ANKASAM Ortadoğu Uzmanı Cenk Tamer, Trump yönetiminin İran´ı saf dışı bırakmak için Ortadoğu´da kontrollü krizden ucu açık krizlere giden yeni bir tırmanma ve gerilim stratejisi geliştirdiğini belirtti. Tamer´e göre, Washington´un krizler üzerinden yürüttüğü bu strateji, tüm dünyadaki ABD karşıtı cepheyi daha da güçlendiriyor.

ABD ordusu Umman Körfezi´ndeki son gelişmelerin ardından Ortadoğu´ya ek 1000 asker daha gönderme kararı aldı. İran´la gerilim sonrası alınan bu kararın bölgedeki krizi tırmandıracağı yorumları yapılırken, savaş riskini de beraberinde getirdiği belirtiliyor.ı

Ankara Kriz ve Siyaset Araştırmaları Merkezi (ANKASAM) Ortadoğu Uzmanı Cenk Tamer, Sputnik´e yaptığı değerlendirmede, İran´ın petrol satışında büyük önem arz eden Hürmüz Boğazı ve Umman Denizi´nde son günlerde sistematik olarak krizin yükseltildiğini ifade etti. 

Tamer´e göre, ABD körfezdeki tankerlere İran Devrim Muhafızları Ordusu´nun  (DMO) saldırdığını belirterek İran´ı hedef göstermeye ve olası askeri müdahaleye zemin hazırlamaya çalışıyor. “Büyük ihtimalle Trump yönetimi, Hürmüz Boğazı´ndaki gerginliği bahane ederek Ortadoğu´daki gücünü artırmayı hedefliyor” diyen Tamer, şöyle devam etti:

‘KÖRFEZ ÜZERİNDEN YAŞANAN TIRMANMA SAVAŞ RİSKİNİ DE BERABERİNDE GETİRİYOR´

“Geçtiğimiz aylarda İran´ın boğazı kapatma tehdidinde bulunmasının ardından ABD bölgeye büyük savaş gemilerini göndermişti. Daha doğrusu Kızıldeniz dahil olmak üzere tüm Ortadoğu´dan sorumlu 5. deniz filosunu Hürmüz Boğazı ve çevresinde konuşlandırmıştı. Yine geçtiğimiz Mayıs ayında Irak´taki Şii milislerce gerçekleştirildiği iddia edilen Yeşil Bölge´deki saldırılar sonucunda ABD, Bağdat ve Erbil´deki diplomatik misyonlarını tahliye etmiş, buna ilaveten bölgeye bin 500 asker gönderme kararı almıştı. Hürmüz Boğazı´ndaki son saldırılardan sonra ABD Savunma Bakan Vekili Patrick Shanahan´ın Ortadoğu´ya ilave 1000 asker sevk edeceklerini açıklaması da bu senaryonun bir kez daha tekrarlanacağını gösteriyor. ABD ve İran arasında Körfez üzerinden yaşanan bu tırmanma büyük bir savaş riskini de beraberinde getiriyor. Nitekim Rusya da ABD´nin bölgeye ilave asker gönderme kararlarını provakasyon olarak görüyor. Bu bir anlamda ABD´nin İran´ı savaşa zorlamasına eşdeğer.” 

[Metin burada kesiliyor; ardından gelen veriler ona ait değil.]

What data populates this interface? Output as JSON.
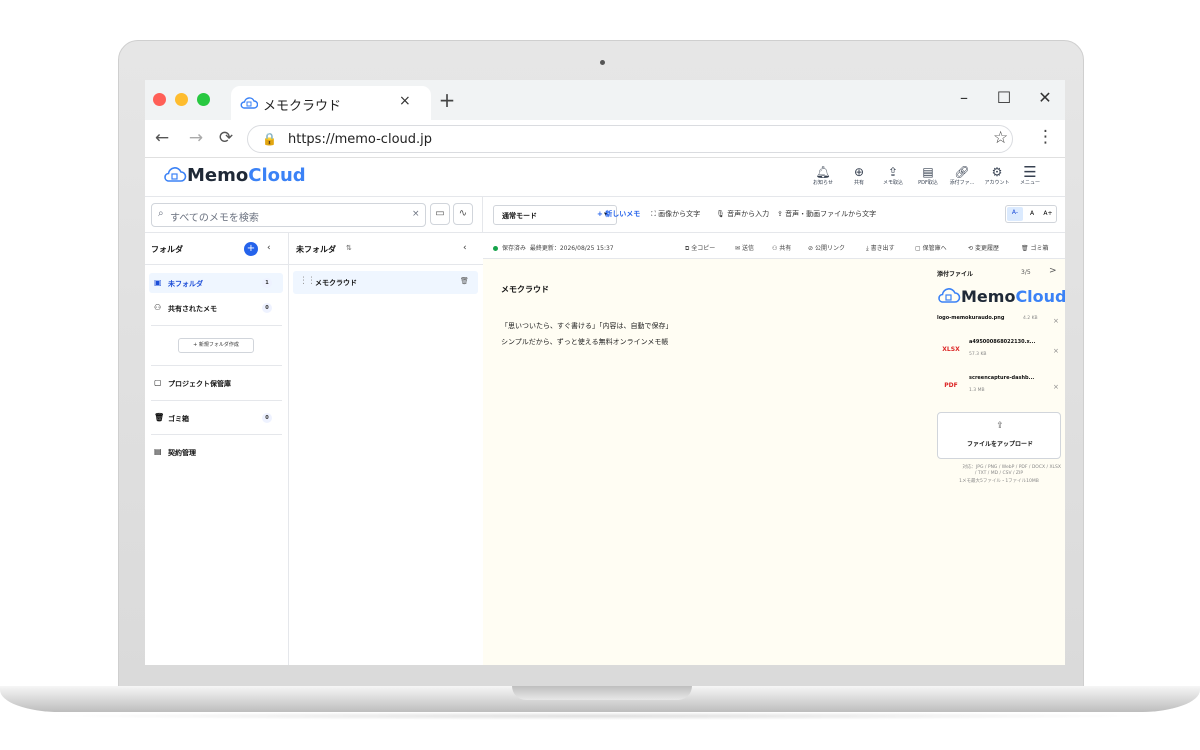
{
  "browser": {
    "tab_title": "メモクラウド",
    "tab_close": "×",
    "new_tab": "+",
    "url": "https://memo-cloud.jp",
    "window_controls": [
      "–",
      "☐",
      "✕"
    ]
  },
  "app": {
    "logo_main": "Memo",
    "logo_accent": "Cloud",
    "header_icons": [
      {
        "icon": "bell-icon",
        "label": "お知らせ"
      },
      {
        "icon": "share-icon",
        "label": "共有"
      },
      {
        "icon": "import-icon",
        "label": "メモ取込"
      },
      {
        "icon": "pdf-icon",
        "label": "PDF取込"
      },
      {
        "icon": "attachment-icon",
        "label": "添付ファ..."
      },
      {
        "icon": "gear-icon",
        "label": "アカウント"
      },
      {
        "icon": "menu-icon",
        "label": "メニュー"
      }
    ]
  },
  "search": {
    "placeholder": "すべてのメモを検索",
    "clear": "×"
  },
  "toolbar": {
    "mode": "通常モード",
    "new_memo": "+ 新しいメモ",
    "image_to_text": "画像から文字",
    "voice_input": "音声から入力",
    "audio_to_text": "音声・動画ファイルから文字",
    "font_sizes": [
      "A-",
      "A",
      "A+"
    ]
  },
  "sidebar": {
    "title": "フォルダ",
    "items": [
      {
        "label": "未フォルダ",
        "count": "1"
      },
      {
        "label": "共有されたメモ",
        "count": "0"
      }
    ],
    "new_folder": "+ 新規フォルダ作成",
    "project": "プロジェクト保管庫",
    "trash": {
      "label": "ゴミ箱",
      "count": "0"
    },
    "contract": "契約管理"
  },
  "memolist": {
    "title": "未フォルダ",
    "sort": "⇅",
    "memos": [
      {
        "title": "メモクラウド"
      }
    ]
  },
  "editor": {
    "status": "保存済み",
    "last_updated": "最終更新：2026/08/25 15:37",
    "actions": [
      "全コピー",
      "送信",
      "共有",
      "公開リンク",
      "書き出す",
      "保管庫へ",
      "変更履歴",
      "ゴミ箱"
    ],
    "memo_title": "メモクラウド",
    "lines": [
      "「思いついたら、すぐ書ける」「内容は、自動で保存」",
      "シンプルだから、ずっと使える無料オンラインメモ帳"
    ]
  },
  "attachments": {
    "title": "添付ファイル",
    "count": "3/5",
    "next": ">",
    "files": [
      {
        "name": "logo-memokuraudo.png",
        "size": "4.2 KB",
        "type": ""
      },
      {
        "name": "a495000868022130.x...",
        "size": "57.3 KB",
        "type": "XLSX"
      },
      {
        "name": "screencapture-dashb...",
        "size": "1.3 MB",
        "type": "PDF"
      }
    ],
    "upload_label": "ファイルをアップロード",
    "formats_line1": "対応：JPG / PNG / WebP / PDF / DOCX / XLSX",
    "formats_line2": "/ TXT / MD / CSV / ZIP",
    "formats_line3": "1メモ最大5ファイル・1ファイル10MB"
  }
}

‘İRAN´A KARŞI 2 MİLYONUN ÜZERİNDE ASKERE İHTİYAÇ OLDUĞU TAHMİN EDİLİYOR´

ANKASAM Uzmanı Tamer, buna karşılık İran´ın ABD´nin bu tuzağına düşme ihtimalinin de yüksek olduğunu ifade ederken, “Nitekim son 1 ay içerisinde özellikle Irak´taki Amerikan üslerine Şii milislerce gerçekleştirilen saldırılarda önemli bir artış yaşandı. Saldırıların failleri veya arkasında kimin olduğu çoğu zaman bilinmiyor. Fakat Trump yönetimi, bu eylemleri İran´a mal etmek için fırsat kolluyor. DMO´nun terör örgütleri listesine alınmasının asıl sebebi de budur. Washington, bu provokatif eylemleri DMO´nun planladığını iddia ederek dünya kamuoyunda İran´ı başarısız bir devlet konumuna sürüklemeye çalışıyor” dedi. 

Bunun bir sonraki adımının ise Irak örneğinde görüldüğü gibi askeri müdahale olabileceğini belirten Tamer, “Fakat ABD, yüzölçümü açısından Irak´ın neredeyse 3 katı olan İran´a askeri müdahaleyi göze alamıyor. Daha açık bir ifadeyle 2003 yılında Irak´ta 100 bin askerle güvenliği sağlayamayan ABD´nin bu kez İran´ı işgal etmek için 2 milyonun üzerinde askere ihtiyacı olduğu tahmin edilmektedir. Ayrıca ABD, İran´a askeri müdahale durumunda seferber edilmeye hazır 1.5 milyona yakın Besiç milis gücüyle karşı karşıya kalacak. Pentagon, İran´ın bu milisleriyle asimetrik savaş yürütecek kadar askerinin olmadığını biliyor” değerlendirmesinde bulundu.

‘WASHİNGTON DEAŞ´IN BESLENECEĞİ YENİ KRİZ SAHASI OLARAK İRAN´I DÜŞÜNÜYOR OLABİLİR´

Tamer´e göre, ABD açısından kontrol edilemeyen bir işgal, Irak örneğinde görüldüğü gibi radikal terörizmin yeniden tırmanmasına yol açabilir. Fakat IŞİD´in kontrollü olarak başka bölgelere kaydırılmak istendiğinin de bilindiğini kaydeden Tamer, “Bu bağlamda Washington, DEAŞ´ın besleneceği yeni kriz sahası olarak İran´ı düşünüyor olabilir” görüşünde. Nitekim ABD´nin büyük Ortadoğu projesinin de “parçalanmış bir İran” öngördüğünü ifade eden Tamer, “Bu açıdan bakıldığında İran´la ucu açık bir kriz, ABD açısından çok da dejavantajlı olmayabilir. Kısacası İran´ı saf dışı bırakmak için Trump yönetimi, Ortadoğu´da kontrollü krizden ucu açık krizlere giden yeni bir tırmanma ve gerilim stratejisi geliştiriyor. Bu doğrultuda ABD, çok kutuplu dünya arayışında olan aktörleri hizaya çekmeye çalışıyor. Fakat Washington´un krizler üzerinden yürüttüğü bu strateji, tüm dünyadaki ABD karşıtı cepheyi daha da güçlendiriyor” dedi.